FRANKFURT (Reuters) - Sales at BMW (BMWG.DE), the world's largest premium carmaker, fell 8.3 percent in October to 113,005 vehicles, as weakness in the U.S. and western Europe outweighed growth in emerging markets. "We have adjusted our production output to reflect the market and remain focused on balancing supply and demand in the forthcoming months," BMW sales chief Ian Robertson said in a statement.

BMW brand sales fell 9.2 percent to 95,502 vehicles, while Mini sales dipped 3.4 percent to 17,385 cars due to the planned changeover in the cabrio model scheduled to hit dealerships in the first half of next year.

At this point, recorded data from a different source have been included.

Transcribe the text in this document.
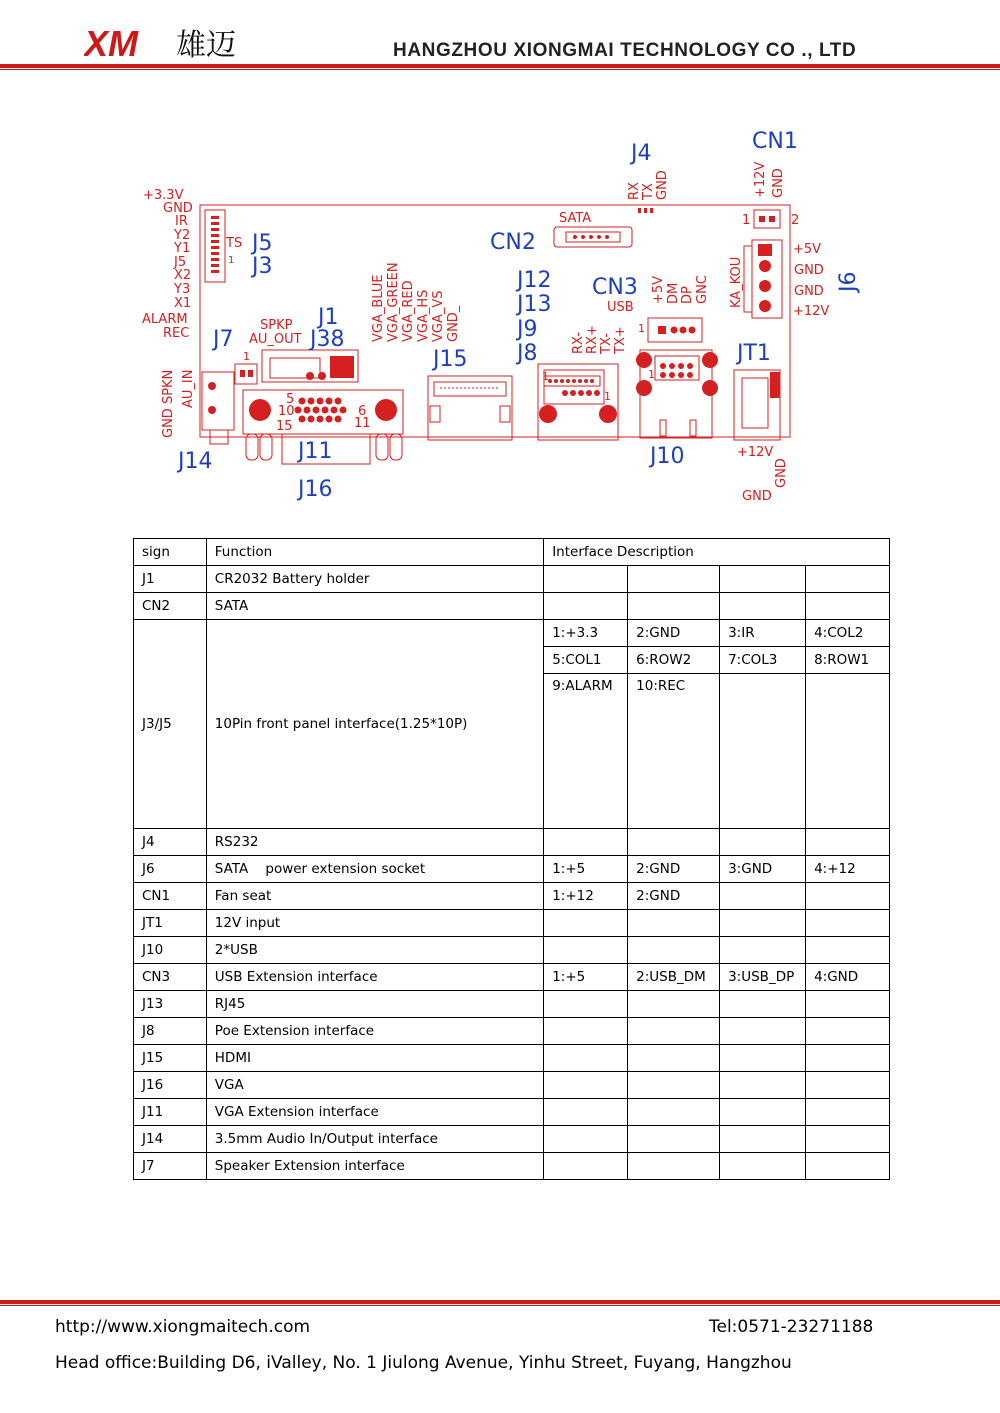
XM 雄迈	HANGZHOU XIONGMAI TECHNOLOGY CO ., LTD
J4	CN1
J5
J3
CN2
J12
J13
CN3
J1
J7	J38
J15
J9
J8	JT1
J14	J11
J16
J10
J6
+3.3V
GND
IR
Y2
Y1
J5
X2
Y3
X1
ALARM
REC
TS
1
SATA
RX TX GND	+12V GND
1	2
+5V
GND
GND
+12V
KA_KOU
USB
+5V DM DP GNC
1
1
SPKP
AU_OUT
1
GND SPKN AU_IN
VGA_BLUE VGA_GREEN VGA_RED VGA_HS VGA_VS GND_
RX- RX+ TX- TX+
1
1
5
10
15
6
11
+12V
GND
GND
sign	Function	Interface Description			
J1	CR2032 Battery holder				
CN2	SATA				
J3/J5	10Pin front panel interface(1.25*10P)	1:+3.3	2:GND	3:IR	4:COL2
		5:COL1	6:ROW2	7:COL3	8:ROW1
		9:ALARM	10:REC		
J4	RS232				
J6	SATA    power extension socket	1:+5	2:GND	3:GND	4:+12
CN1	Fan seat	1:+12	2:GND		
JT1	12V input				
J10	2*USB				
CN3	USB Extension interface	1:+5	2:USB_DM	3:USB_DP	4:GND
J13	RJ45				
J8	Poe Extension interface				
J15	HDMI				
J16	VGA				
J11	VGA Extension interface				
J14	3.5mm Audio In/Output interface				
J7	Speaker Extension interface				
http://www.xiongmaitech.com	Tel:0571-23271188
Head office:Building D6, iValley, No. 1 Jiulong Avenue, Yinhu Street, Fuyang, Hangzhou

The group posted growth of 10 percent in India, 36 percent in China and 40 percent in Russia but that could not make up for declines of 12 percent in western Europe, 5 percent in the U.S. and 29 percent in Japan.

Group sales in the year to date inched up 0.7 percent to nearly 1.23 million vehicles world-wide, with a 10.5 percent rise in demand for Minis just tipping the scales against a 1.1 percent decline for the BMW brand.

"Faced with the extremely challenging conditions in the automotive markets, we no longer expect to exceed last year's record sales for the full year," Robertson added.

On Tuesday, BMW scrapped its already revised pretax profit forecast, preferring only to say that earnings would still be clearly positive before tax. It also said vehicle sales this year would fall for the first time since 1993 after adjusting to exclude its former Rover subsidiary.

Domestic rival Mercedes-Benz, owned by Daimler (DAIGn.DE), is expected to report its monthly sales figures later on Friday.